One of the greatest triumphs of modern health care in the United States is the rise of nonsectarian service. In an earlier era in New York City, for example, Jews sought care at Mount Sinai while Protestants preferred Presbyterian Hospital and Catholics chose St. Vincent's. Now, most patients--and all wise ones--choose their health care providers for clinical skills and personal attributes, not religious labels. As a result, the majority of patients at Catholic hospitals are not Catholic. To impose orthodox Catholic doctrine on these non-Catholic individuals at the most vulnerable moments of their lives would be the most significant Church intervention in the lives of non-adherents since the Inquisition.
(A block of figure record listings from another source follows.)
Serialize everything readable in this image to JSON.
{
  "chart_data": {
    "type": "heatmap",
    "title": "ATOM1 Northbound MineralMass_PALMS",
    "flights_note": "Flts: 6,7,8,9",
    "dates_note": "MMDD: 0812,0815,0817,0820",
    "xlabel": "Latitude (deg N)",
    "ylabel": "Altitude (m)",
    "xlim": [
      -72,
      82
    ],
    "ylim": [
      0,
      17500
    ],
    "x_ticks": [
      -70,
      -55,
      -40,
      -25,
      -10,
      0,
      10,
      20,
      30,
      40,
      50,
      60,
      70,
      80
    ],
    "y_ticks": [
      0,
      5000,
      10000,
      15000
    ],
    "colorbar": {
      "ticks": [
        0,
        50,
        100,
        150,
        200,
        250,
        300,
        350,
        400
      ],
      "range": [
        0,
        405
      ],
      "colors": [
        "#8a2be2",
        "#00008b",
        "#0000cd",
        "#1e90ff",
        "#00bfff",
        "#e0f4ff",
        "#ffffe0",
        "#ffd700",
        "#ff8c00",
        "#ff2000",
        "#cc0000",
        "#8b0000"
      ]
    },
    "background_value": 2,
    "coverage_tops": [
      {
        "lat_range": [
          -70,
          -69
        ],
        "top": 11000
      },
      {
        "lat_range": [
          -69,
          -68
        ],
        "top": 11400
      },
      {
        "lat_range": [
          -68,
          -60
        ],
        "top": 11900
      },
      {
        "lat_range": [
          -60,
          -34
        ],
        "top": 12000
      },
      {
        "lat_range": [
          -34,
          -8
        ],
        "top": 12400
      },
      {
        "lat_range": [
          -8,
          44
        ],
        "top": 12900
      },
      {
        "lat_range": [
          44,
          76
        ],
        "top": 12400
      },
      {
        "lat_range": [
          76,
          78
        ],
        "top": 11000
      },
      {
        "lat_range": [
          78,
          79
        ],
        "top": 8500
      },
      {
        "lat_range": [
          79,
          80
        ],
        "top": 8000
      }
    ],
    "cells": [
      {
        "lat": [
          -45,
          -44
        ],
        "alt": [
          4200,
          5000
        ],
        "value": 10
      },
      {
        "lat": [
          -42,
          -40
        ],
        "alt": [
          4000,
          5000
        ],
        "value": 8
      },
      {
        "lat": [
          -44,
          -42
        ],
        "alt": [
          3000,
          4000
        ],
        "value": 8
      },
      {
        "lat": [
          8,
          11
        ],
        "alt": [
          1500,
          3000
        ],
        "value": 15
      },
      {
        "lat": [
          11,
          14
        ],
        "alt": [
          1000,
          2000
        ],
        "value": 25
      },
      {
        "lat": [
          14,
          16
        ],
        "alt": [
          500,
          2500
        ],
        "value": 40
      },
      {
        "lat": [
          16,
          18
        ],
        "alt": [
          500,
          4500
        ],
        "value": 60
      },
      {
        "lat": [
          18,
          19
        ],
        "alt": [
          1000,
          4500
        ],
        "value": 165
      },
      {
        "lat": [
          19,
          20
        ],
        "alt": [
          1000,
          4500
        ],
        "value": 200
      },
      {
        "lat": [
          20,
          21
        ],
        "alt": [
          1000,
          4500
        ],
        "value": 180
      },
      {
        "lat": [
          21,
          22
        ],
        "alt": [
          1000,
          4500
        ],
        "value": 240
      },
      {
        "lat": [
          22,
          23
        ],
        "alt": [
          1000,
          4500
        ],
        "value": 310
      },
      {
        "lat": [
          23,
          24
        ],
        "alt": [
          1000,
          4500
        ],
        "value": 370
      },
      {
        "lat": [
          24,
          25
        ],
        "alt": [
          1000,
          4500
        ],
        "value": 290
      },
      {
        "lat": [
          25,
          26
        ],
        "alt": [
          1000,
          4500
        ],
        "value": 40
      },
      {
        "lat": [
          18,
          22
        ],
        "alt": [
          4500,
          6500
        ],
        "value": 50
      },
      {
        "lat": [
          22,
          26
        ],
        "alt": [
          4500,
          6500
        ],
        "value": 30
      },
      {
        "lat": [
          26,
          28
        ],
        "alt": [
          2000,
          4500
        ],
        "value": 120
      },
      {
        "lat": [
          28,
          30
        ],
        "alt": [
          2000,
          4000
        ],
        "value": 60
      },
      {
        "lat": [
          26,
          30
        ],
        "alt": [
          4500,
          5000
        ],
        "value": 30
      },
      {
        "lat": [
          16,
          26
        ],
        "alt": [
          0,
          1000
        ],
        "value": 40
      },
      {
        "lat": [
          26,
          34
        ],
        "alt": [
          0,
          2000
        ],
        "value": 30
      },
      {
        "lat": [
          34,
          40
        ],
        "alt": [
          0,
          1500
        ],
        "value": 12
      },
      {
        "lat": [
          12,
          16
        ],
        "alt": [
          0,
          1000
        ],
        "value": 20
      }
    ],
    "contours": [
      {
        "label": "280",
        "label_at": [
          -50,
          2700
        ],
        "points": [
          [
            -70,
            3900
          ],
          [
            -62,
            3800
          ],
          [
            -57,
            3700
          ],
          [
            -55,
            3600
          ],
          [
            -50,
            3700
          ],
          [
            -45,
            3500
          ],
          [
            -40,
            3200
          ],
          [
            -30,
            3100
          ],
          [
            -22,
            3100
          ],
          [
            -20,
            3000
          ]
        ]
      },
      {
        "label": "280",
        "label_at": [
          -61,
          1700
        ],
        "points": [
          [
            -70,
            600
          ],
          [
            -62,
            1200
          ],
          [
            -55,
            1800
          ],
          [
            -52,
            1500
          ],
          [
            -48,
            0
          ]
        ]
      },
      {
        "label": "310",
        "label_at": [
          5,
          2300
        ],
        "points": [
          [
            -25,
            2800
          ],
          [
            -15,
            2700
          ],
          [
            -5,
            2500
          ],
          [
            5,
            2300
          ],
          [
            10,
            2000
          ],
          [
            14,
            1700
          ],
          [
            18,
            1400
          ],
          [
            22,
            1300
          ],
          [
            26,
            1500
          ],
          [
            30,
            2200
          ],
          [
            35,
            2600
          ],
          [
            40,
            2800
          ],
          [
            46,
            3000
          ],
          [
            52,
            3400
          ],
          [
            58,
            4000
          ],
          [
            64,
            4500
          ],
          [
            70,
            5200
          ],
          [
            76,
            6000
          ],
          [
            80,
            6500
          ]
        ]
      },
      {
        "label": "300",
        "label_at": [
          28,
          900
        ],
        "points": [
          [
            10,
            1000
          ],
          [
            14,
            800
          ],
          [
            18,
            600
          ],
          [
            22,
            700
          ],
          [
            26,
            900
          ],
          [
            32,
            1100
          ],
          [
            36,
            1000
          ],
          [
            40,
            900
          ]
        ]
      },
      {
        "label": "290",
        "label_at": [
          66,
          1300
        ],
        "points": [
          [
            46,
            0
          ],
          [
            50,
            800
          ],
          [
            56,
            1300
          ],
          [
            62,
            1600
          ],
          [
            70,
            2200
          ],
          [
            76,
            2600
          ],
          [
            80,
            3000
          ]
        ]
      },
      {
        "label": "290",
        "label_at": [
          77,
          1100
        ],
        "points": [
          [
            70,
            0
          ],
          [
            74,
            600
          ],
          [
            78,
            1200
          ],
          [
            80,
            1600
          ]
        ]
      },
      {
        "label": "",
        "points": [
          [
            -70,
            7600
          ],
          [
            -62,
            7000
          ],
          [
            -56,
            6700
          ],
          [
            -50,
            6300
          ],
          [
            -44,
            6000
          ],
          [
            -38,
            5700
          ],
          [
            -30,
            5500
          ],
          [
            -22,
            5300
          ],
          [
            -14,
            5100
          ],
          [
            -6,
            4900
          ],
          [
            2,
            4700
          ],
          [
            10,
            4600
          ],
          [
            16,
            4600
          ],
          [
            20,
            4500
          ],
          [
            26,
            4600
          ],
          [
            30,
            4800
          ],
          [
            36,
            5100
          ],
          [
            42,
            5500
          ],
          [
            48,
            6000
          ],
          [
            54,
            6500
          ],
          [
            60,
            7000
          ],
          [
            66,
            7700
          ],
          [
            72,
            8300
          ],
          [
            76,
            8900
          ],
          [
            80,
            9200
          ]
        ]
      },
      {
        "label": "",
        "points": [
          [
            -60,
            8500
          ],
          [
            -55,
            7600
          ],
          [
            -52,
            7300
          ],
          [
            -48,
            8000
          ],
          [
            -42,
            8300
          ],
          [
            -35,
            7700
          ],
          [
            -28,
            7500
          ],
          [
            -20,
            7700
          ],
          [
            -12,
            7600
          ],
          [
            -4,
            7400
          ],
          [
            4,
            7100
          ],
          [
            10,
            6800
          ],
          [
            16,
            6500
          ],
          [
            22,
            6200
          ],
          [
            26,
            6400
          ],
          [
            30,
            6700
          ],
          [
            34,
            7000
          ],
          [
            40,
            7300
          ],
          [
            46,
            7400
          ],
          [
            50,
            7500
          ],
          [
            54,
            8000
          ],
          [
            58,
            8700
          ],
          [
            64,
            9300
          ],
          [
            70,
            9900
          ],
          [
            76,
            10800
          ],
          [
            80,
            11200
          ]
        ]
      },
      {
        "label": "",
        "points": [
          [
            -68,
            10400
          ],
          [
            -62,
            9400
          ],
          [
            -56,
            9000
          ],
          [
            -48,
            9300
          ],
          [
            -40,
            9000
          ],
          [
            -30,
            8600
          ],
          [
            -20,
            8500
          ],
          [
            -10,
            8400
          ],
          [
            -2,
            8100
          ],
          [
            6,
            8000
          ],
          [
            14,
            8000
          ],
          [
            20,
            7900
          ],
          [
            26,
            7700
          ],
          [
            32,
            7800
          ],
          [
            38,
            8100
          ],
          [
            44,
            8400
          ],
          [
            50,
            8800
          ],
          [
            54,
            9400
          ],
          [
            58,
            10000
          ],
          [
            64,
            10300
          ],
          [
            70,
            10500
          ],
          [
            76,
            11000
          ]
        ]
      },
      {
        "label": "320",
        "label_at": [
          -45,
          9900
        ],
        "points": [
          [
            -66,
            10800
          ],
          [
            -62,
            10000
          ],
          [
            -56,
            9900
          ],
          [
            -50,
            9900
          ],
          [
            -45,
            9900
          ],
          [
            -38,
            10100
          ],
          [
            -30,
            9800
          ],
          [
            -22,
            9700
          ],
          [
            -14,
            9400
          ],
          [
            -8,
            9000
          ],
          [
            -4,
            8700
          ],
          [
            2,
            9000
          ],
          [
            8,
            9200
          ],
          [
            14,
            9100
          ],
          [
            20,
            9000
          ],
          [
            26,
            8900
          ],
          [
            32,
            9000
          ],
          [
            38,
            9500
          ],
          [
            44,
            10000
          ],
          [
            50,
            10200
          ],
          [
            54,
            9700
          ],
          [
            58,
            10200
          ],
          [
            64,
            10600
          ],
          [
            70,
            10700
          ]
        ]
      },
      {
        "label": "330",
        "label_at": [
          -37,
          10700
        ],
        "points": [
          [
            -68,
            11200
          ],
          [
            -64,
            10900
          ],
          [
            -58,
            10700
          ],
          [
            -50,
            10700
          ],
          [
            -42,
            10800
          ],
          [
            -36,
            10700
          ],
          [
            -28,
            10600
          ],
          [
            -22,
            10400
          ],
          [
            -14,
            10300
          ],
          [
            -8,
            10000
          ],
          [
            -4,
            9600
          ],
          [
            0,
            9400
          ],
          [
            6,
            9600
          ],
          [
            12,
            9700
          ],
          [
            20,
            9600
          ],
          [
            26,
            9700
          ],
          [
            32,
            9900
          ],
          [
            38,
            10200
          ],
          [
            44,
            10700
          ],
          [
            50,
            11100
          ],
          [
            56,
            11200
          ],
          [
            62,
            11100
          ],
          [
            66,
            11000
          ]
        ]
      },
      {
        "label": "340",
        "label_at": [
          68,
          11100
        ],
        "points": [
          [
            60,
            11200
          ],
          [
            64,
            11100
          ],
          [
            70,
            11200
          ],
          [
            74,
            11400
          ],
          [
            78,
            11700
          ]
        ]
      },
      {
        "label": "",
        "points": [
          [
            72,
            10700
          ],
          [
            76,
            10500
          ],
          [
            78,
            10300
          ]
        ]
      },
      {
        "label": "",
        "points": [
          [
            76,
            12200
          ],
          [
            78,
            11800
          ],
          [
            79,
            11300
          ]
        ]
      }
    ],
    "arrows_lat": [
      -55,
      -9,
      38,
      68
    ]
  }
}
Doing so would also threaten the ability of physicians to practice at Catholic hospitals without violating their professional codes of ethics. In light of these developments, any patient currently receiving care in a Catholic-run hospital should immediately clarify with her doctor whether this physician will follow the patient's own end-of-life wishes regarding so-called heroic measures if they come into conflict with Directive 58.

The Catholic Church has every right to announce and publicize its views on certain medical interventions and to declare that Catholics who engage in certain conduct are violating the rules of the Church. It's the Pope's club. He can make the by-laws. He does not have any business imposing such rules on third parties who do not wish to follow them. It will be a sorry day if American patients seeking the best medical care are forced to avoid Catholic hospitals for fear of having their living wills ignored or their doctors' counsel dictated from Rome. The Church would be wise to focus its energies on theology and to leave the practice of medicine to the professionals.